As government agencies have increased their digital presence through social media, websites, or other online channels, they also have put themselves in position to be attacked outside of their traditional digital perimeters. These outside attacks can include social media impersonations, account takeovers, false or misleading information, or the disclosure of confidential agency information.
During ZeroFOX’s “Combating Threats Outside your Agency’s Digital Perimeter: Empowering Responsibility and Authority” event on April 20, Federal agency IT leaders discussed how to combat these attacks, and how doing so helps the agency protect Americans.
“For every social media impersonation you take down, every time you protect your brand, every time that you identify a malicious URL and take it down, you’re probably preventing one individual from being defrauded,” said James Saunders, a senior advisor for cybersecurity at the Office of Personnel Management (OPM), and former chief information security officer (CISO) at the Small Business Administration (SBA).
“You’re impacting someone’s livelihood. In truth, it’s not the same as identifying something on your internal network, or building a new security apparatus internally, or zero trusting your network – that’s protecting you, your agency, your staff. But the work you do outside it – again, that digital perimeter – you’re directly impacting the individual who otherwise could fall into a bear trap,” he added. “[With] that one action you’re saving, protecting, and helping some American out there.”
Saunders said the number of these outside-the-perimeter threats – especially social media impersonators – has increased over the last year. Beginning in April 2020, SBA took down about 600 social media impersonations. However, before Saunders left SBA in March 2021, he said they were on track to take down 2,000.
Saunders said SBA has a team called the Cyber Threat Intelligence Team, whose sole job is to tackle these non-technical threats. The team also partnered with the agency’s Public Affairs Office to ensure Americans would not mistake a fraudulent social media account or website for SBA.
Steven Hernandez, who is CISO at the Department of Education, said his agency also has teams that scour the dark web threat hunting. However, Hernandez said his agency recently had to expand these teams to account for attacks outside of its digital perimeter and emanating from other tech and social platforms.

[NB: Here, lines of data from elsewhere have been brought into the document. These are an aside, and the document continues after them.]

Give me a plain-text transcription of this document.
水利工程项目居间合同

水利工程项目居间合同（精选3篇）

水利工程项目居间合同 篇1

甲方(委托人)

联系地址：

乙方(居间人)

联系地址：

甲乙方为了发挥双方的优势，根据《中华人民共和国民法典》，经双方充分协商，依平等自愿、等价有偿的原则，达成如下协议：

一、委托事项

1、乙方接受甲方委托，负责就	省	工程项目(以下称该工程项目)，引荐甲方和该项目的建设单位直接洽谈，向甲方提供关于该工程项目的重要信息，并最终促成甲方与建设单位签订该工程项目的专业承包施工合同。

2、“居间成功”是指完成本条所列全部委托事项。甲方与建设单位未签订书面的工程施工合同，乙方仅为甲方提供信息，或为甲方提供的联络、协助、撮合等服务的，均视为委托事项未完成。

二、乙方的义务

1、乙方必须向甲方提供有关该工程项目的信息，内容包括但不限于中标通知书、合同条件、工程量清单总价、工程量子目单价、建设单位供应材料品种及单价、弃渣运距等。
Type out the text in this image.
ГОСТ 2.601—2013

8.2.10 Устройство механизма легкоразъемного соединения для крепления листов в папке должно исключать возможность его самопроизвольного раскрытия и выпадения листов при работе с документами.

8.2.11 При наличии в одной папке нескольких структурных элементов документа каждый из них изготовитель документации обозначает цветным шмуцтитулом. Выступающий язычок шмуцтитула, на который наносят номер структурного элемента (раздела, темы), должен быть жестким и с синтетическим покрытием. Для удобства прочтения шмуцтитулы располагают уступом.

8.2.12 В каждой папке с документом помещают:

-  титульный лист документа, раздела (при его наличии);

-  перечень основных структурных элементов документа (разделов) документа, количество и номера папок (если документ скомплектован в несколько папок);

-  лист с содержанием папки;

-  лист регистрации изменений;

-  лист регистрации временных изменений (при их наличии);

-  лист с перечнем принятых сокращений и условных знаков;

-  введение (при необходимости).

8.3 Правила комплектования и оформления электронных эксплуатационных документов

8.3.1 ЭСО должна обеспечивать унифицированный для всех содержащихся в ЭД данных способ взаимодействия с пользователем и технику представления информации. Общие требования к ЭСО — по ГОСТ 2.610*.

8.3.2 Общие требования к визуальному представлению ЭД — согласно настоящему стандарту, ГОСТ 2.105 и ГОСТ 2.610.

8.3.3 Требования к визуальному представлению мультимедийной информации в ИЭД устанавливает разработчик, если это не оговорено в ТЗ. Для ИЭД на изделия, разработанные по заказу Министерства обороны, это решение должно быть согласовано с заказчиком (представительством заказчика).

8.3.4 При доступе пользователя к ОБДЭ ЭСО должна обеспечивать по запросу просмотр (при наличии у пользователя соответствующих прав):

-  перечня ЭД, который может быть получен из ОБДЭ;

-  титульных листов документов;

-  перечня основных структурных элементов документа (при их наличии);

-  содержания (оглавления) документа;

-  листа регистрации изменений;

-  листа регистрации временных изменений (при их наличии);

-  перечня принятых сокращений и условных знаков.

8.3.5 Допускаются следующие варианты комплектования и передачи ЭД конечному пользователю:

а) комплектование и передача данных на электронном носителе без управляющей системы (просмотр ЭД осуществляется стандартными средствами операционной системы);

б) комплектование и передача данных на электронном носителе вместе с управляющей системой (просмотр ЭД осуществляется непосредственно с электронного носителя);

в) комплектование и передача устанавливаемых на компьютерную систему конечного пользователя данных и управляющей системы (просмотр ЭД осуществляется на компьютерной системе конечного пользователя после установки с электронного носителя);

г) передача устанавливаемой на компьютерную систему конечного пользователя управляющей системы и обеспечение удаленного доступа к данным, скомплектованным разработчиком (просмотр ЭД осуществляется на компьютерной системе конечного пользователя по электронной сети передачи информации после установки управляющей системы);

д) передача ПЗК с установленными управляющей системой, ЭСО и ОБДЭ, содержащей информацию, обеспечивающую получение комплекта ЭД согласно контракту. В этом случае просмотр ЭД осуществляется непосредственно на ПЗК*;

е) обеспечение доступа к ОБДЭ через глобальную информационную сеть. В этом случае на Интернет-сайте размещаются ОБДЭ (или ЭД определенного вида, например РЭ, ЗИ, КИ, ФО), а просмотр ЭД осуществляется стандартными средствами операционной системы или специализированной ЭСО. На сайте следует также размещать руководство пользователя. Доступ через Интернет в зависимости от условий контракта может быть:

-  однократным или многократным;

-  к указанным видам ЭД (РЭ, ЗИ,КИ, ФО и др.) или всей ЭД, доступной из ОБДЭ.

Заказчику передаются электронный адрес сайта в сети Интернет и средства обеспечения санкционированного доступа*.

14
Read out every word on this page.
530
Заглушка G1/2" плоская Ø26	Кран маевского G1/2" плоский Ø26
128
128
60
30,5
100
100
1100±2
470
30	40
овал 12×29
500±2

“For the most part, it is almost always a watering hole type of attack,” Hernandez said. “Oftentimes that takes place in forms that are well outside of the department’s control so the open web, social media, even platforms like Signal, Slack, etc. are becoming places where these conversations are taking place. Our hub teams have had to expand beyond just the dark web, now into some of the more common places to understand how our attackers are operating and thinking.”